As of September 21, 2022, the latest version of the software shown on the Apple store was version 3.0.

== Features ==
Celtx is scriptwriting and collaboration software for screenwriters; film and television producers; and producers of theater, radio, podcasts and comics.

- Writing
  Celtx uses an industry standard screenwriting editor typical for screenplays and stageplays. Celtx also includes a rich text editor module for writing novels.

- Project collaboration, management and storage
  Celtx Studio offers project collaboration and online file storage.

- Publishing
  Scripts can be uploaded to the Celtx Exchange for public viewing, peer reviews and commentary.

- Scheduling
  Celtx supports creation of production calendars, stripboards, shooting schedules, and call sheets.

- Elements
  Celtx features thirty-five different elements, such as Actor or Special Effects, that can be added to the project.
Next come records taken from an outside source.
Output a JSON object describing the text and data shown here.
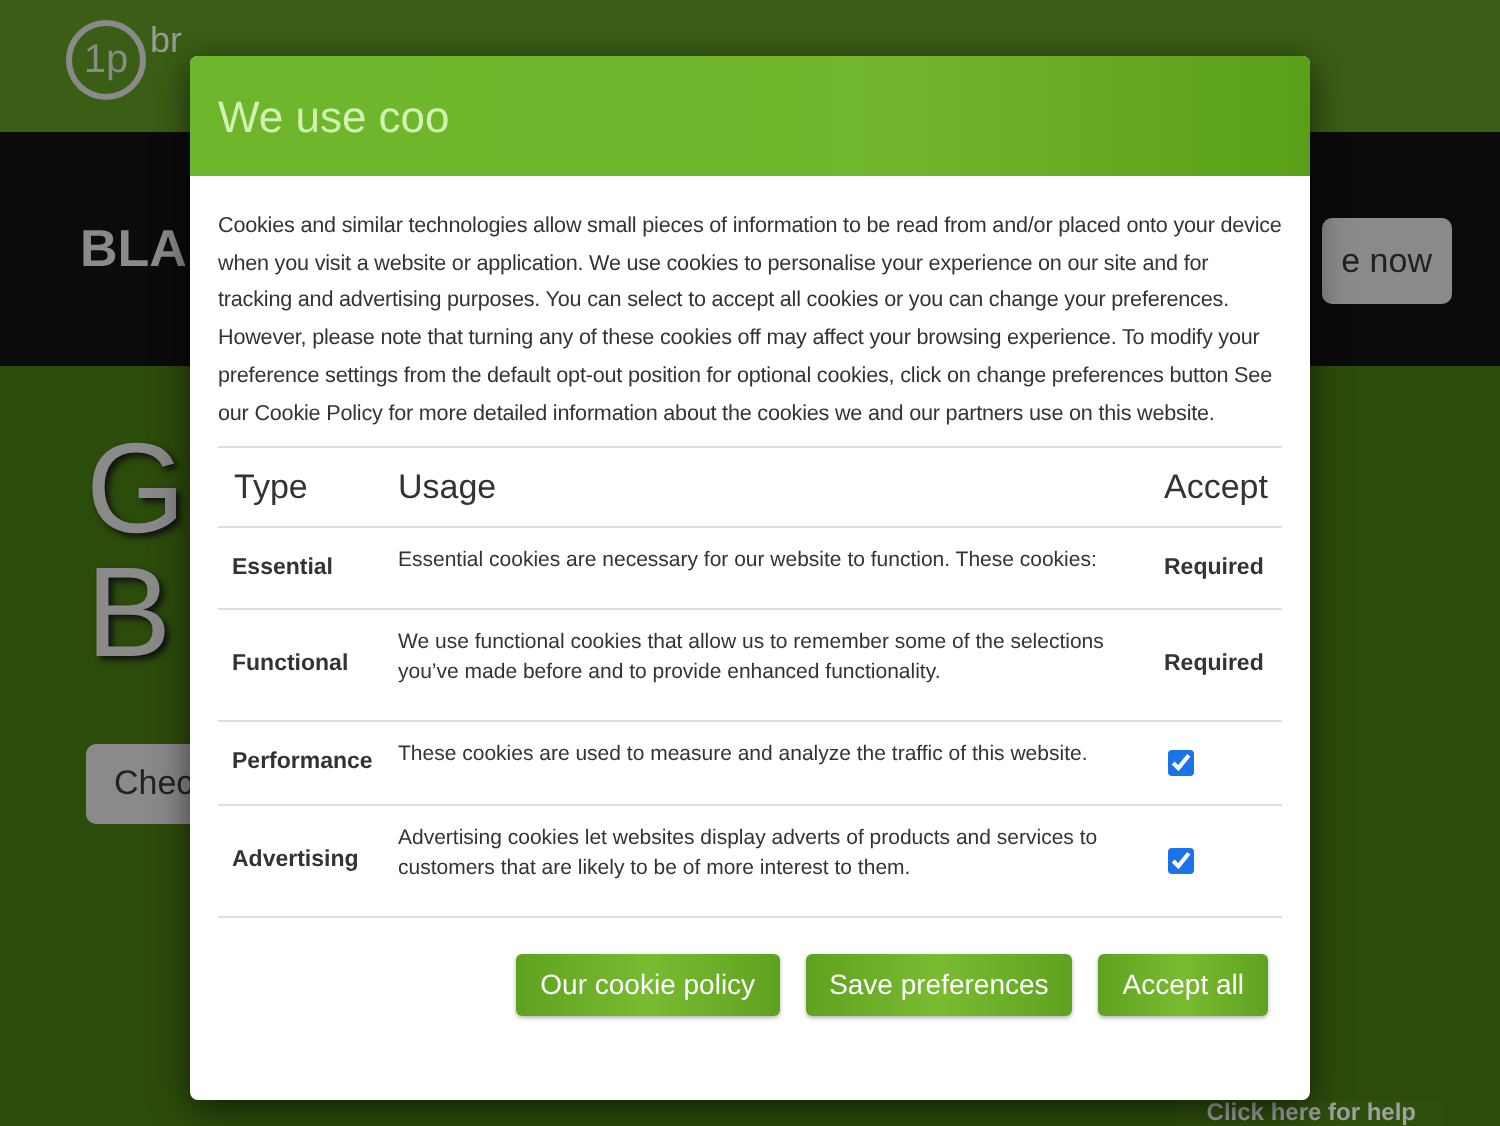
{
  "background_page": {
    "logo_text": "1p",
    "logo_word": "br",
    "banner_heading": "BLA",
    "banner_button": "e now",
    "hero_lines": [
      "G",
      "B"
    ],
    "hero_button": "Chec",
    "help_tab": "Click here for help"
  },
  "dialog": {
    "title": "We use coo",
    "intro": "Cookies and similar technologies allow small pieces of information to be read from and/or placed onto your device when you visit a website or application. We use cookies to personalise your experience on our site and for tracking and advertising purposes. You can select to accept all cookies or you can change your preferences. However, please note that turning any of these cookies off may affect your browsing experience. To modify your preference settings from the default opt-out position for optional cookies, click on change preferences button See our Cookie Policy for more detailed information about the cookies we and our partners use on this website.",
    "table": {
      "columns": [
        "Type",
        "Usage",
        "Accept"
      ],
      "rows": [
        {
          "type": "Essential",
          "usage": "Essential cookies are necessary for our website to function. These cookies:",
          "kind": "required",
          "accept": "Required"
        },
        {
          "type": "Functional",
          "usage": "We use functional cookies that allow us to remember some of the selections you’ve made before and to provide enhanced functionality.",
          "kind": "required",
          "accept": "Required"
        },
        {
          "type": "Performance",
          "usage": "These cookies are used to measure and analyze the traffic of this website.",
          "kind": "checkbox",
          "checked": true
        },
        {
          "type": "Advertising",
          "usage": "Advertising cookies let websites display adverts of products and services to customers that are likely to be of more interest to them.",
          "kind": "checkbox",
          "checked": true
        }
      ]
    },
    "buttons": [
      "Our cookie policy",
      "Save preferences",
      "Accept all"
    ]
  }
}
These elements can have various information added to them, such as media or text. Celtx allows directors and writers to tag elements within each script. These tagged elements can then be automatically transferred to a script breakdown.
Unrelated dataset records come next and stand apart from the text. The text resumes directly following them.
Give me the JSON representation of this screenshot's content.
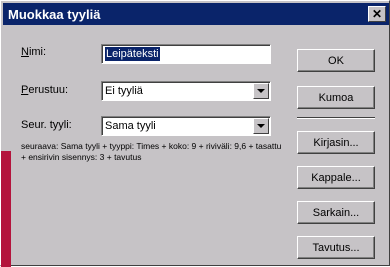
{
  "dialog": {
    "title": "Muokkaa tyyliä",
    "close_glyph": "✕"
  },
  "form": {
    "name_label": "Nimi:",
    "name_value": "Leipäteksti",
    "based_on_label": "Perustuu:",
    "based_on_value": "Ei tyyliä",
    "next_style_label": "Seur. tyyli:",
    "next_style_value": "Sama tyyli"
  },
  "description": "seuraava: Sama tyyli + tyyppi: Times + koko: 9 + riviväli: 9,6 + tasattu + ensirivin sisennys: 3 + tavutus",
  "buttons": {
    "ok": "OK",
    "cancel": "Kumoa",
    "font": "Kirjasin...",
    "paragraph": "Kappale...",
    "tabs": "Sarkain...",
    "hyphenation": "Tavutus..."
  },
  "colors": {
    "face": "#c6c3c6",
    "titlebar": "#0a246a",
    "accent_strip": "#b4143c"
  }
}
===Pre-production visualization tools===

- Storyboarding
  Celtx allows people to create storyboard sequences, which can be printed or viewed using Celtx's built-in animatic playback feature.

- Shot Blocker
  The Shot Blocker tool can be used to draw a sketch or setup which can also be added to a storyboard. The Shot Blocker includes pre-loaded icons and imagery for cameras, lights and people that can be tagged with text, and tools for drawing lines, arrows, shapes and text.

==Technology==
Celtx originates from desktop software built on open, non-proprietary standards (e.g., HTML, XML and RDF) and licensed under the Mozilla Public License version 2.0. Feature development and language translations of the application were driven largely by the feedback and volunteer efforts of members of the international Celtx community.

==Developer==
Celtx software is developed by St. John's, Newfoundland and Labrador-based Celtx Inc. Celtx, Inc. is owned by Boston, Massachusetts-based Backlight, a media technology company founded in 2022. Backlight also owns four other media software businesses: ftrack, iconik, Wildmoka and Zype.